There hasn’t been much good news to write about in the offshore market lately, particularly in the Gulf of Mexico. Any oil price increases that potentially could drive a return to activity in the Gulf have been almost immediately uprooted by onshore shale production increases.

But just before Christmas, a spot of positive news hit the streets. Italian major Eni went from discovery to first gas on its Zohr natural gas field off the Egyptian coast in just over two years. Drilling, development and infrastructure deployment in a major gas field has never been done that fast before. It represents a seismic shift for the industry’s majors in an environment in which similar developments regularly take three to four times as long. Analysts polled by Eni a month after the discovery gave it only a 10% probability that the project would produce gas “some time in 2019,” according to an Eni memo cited by Bloomberg News. Twenty-four percent said after 2021 was more likely, according to Bloomberg.

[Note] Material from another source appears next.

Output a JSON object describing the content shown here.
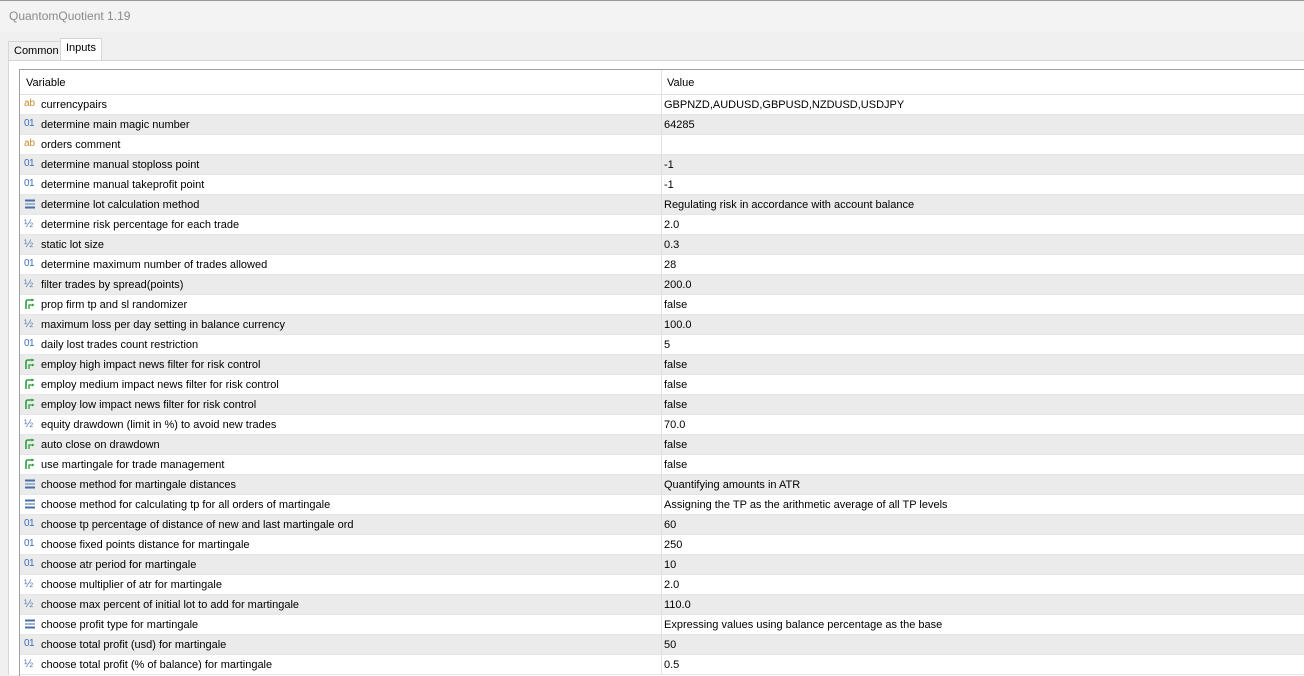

The rapid development of Zohr was accomplished by insourcing rather than the common practice of outsourcing. For instance, “to keep things moving, Eni didn’t hire a general contractor for Zohr, instead launching a direct tender process for technical components, including the longest umbilical cable ever used in such a project. At the onshore facility on the coast near Port Said 125 miles of pipe needed to be shipped from Europe,” Bloomberg said. Eni handled all of this.

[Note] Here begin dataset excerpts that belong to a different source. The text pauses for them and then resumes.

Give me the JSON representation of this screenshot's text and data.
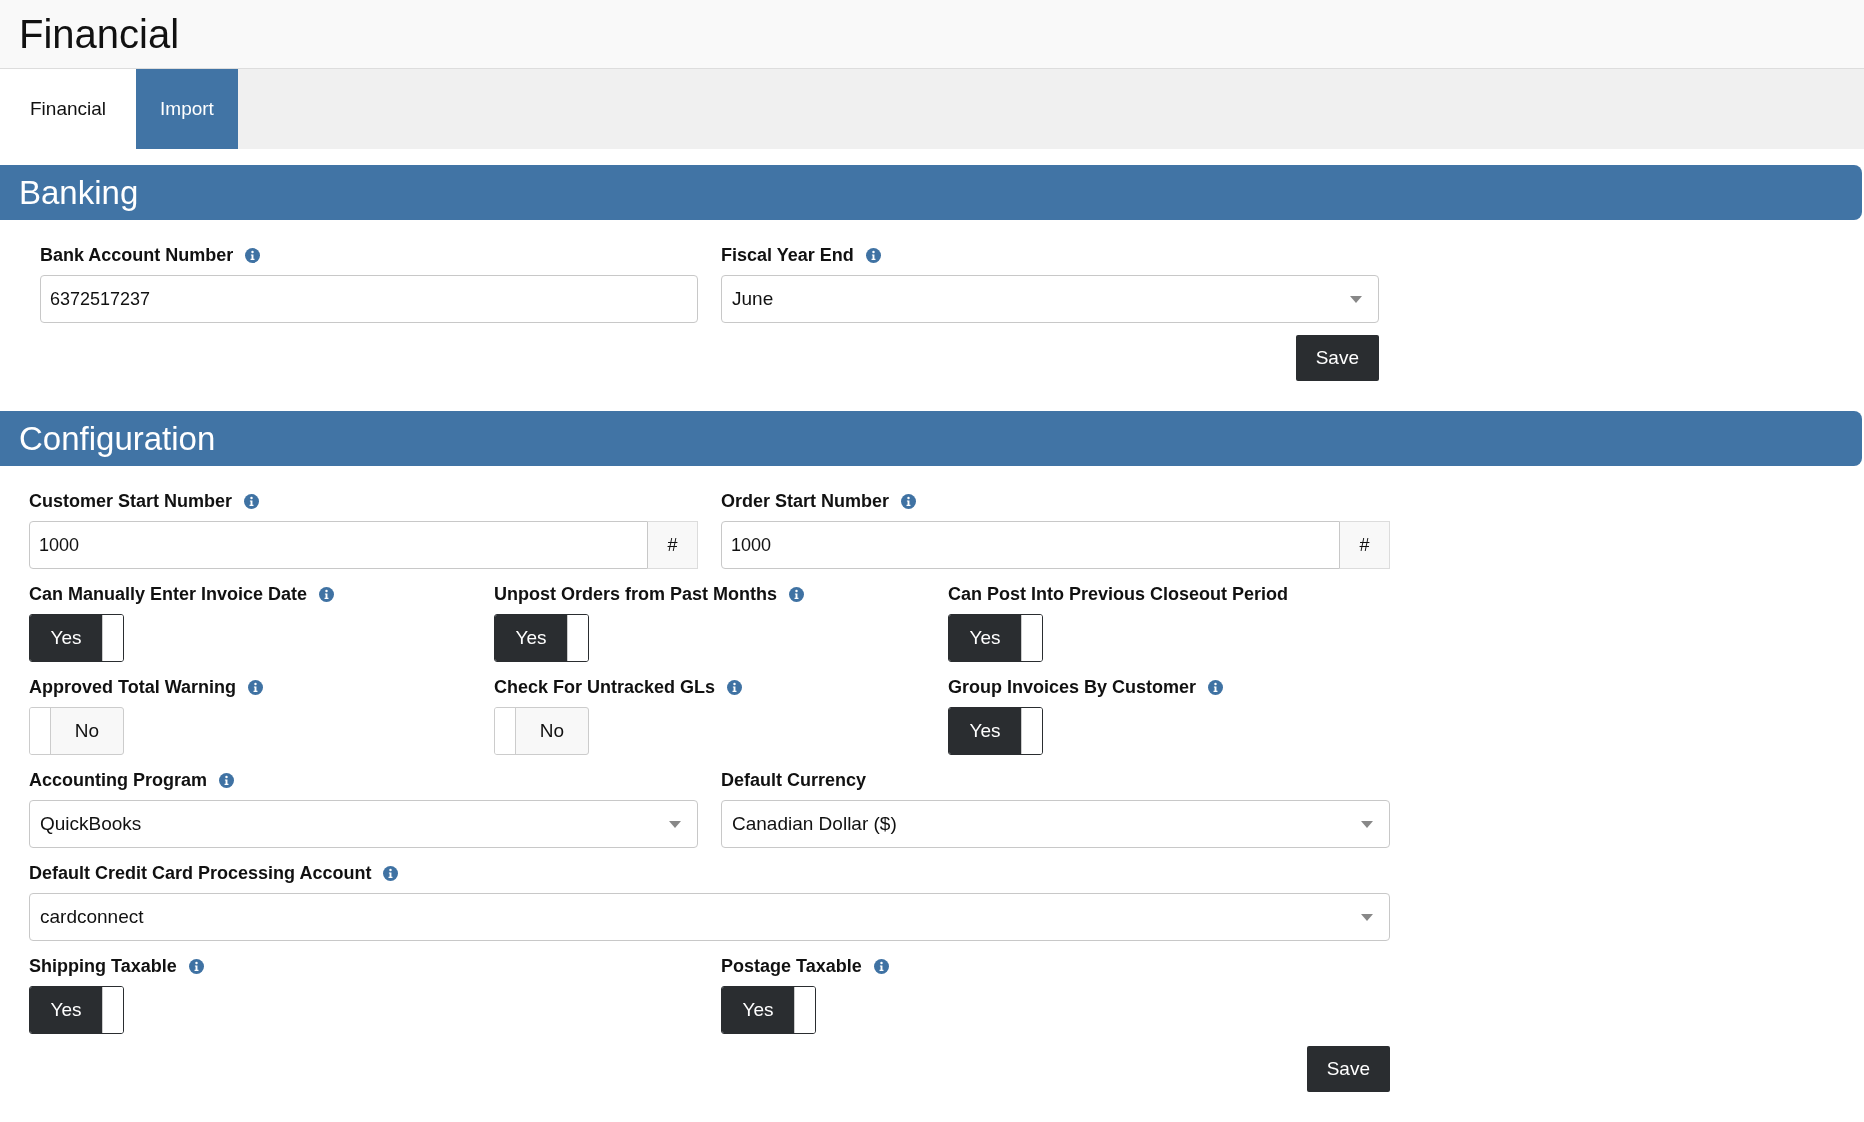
{
  "header": {
    "title": "Financial"
  },
  "tabs": [
    {
      "label": "Financial",
      "selected": false
    },
    {
      "label": "Import",
      "selected": true
    }
  ],
  "sections": [
    {
      "title": "Banking",
      "rows": [
        [
          {
            "kind": "text",
            "label": "Bank Account Number",
            "info": true,
            "value": "6372517237"
          },
          {
            "kind": "select",
            "label": "Fiscal Year End",
            "info": true,
            "value": "June"
          }
        ]
      ],
      "save": "Save"
    },
    {
      "title": "Configuration",
      "rows": [
        [
          {
            "kind": "addon",
            "label": "Customer Start Number",
            "info": true,
            "value": "1000",
            "addon": "#"
          },
          {
            "kind": "addon",
            "label": "Order Start Number",
            "info": true,
            "value": "1000",
            "addon": "#"
          }
        ],
        [
          {
            "kind": "toggle",
            "label": "Can Manually Enter Invoice Date",
            "info": true,
            "on": true,
            "value": "Yes"
          },
          {
            "kind": "toggle",
            "label": "Unpost Orders from Past Months",
            "info": true,
            "on": true,
            "value": "Yes"
          },
          {
            "kind": "toggle",
            "label": "Can Post Into Previous Closeout Period",
            "info": false,
            "on": true,
            "value": "Yes"
          }
        ],
        [
          {
            "kind": "toggle",
            "label": "Approved Total Warning",
            "info": true,
            "on": false,
            "value": "No"
          },
          {
            "kind": "toggle",
            "label": "Check For Untracked GLs",
            "info": true,
            "on": false,
            "value": "No"
          },
          {
            "kind": "toggle",
            "label": "Group Invoices By Customer",
            "info": true,
            "on": true,
            "value": "Yes"
          }
        ],
        [
          {
            "kind": "select",
            "label": "Accounting Program",
            "info": true,
            "value": "QuickBooks"
          },
          {
            "kind": "select",
            "label": "Default Currency",
            "info": false,
            "value": "Canadian Dollar ($)"
          }
        ],
        [
          {
            "kind": "select",
            "label": "Default Credit Card Processing Account",
            "info": true,
            "value": "cardconnect"
          }
        ],
        [
          {
            "kind": "toggle",
            "label": "Shipping Taxable",
            "info": true,
            "on": true,
            "value": "Yes"
          },
          {
            "kind": "toggle",
            "label": "Postage Taxable",
            "info": true,
            "on": true,
            "value": "Yes"
          }
        ]
      ],
      "save": "Save"
    }
  ]
}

Additional projects are advancing design and construction timing elsewhere. ExxonMobil Corp. discovered oil in offshore Guyana in 2015 and green-lighted the project earlier this year, saying it expects the first oil by 2020, Bloomberg reported. The five-year plan is unusually short for a new field nearly 124 miles offshore with depths of up to 6,234 feet.

The move to speed development, together with increasing cost savings in many areas, is key to a revival of offshore activity. These two trends make it highly likely that longer, more expensive projects in the Gulf of Mexico can take place at lower — maybe significantly lower — oil and gas prices. That’s just the boost needed to restart the workboat industry in the Gulf.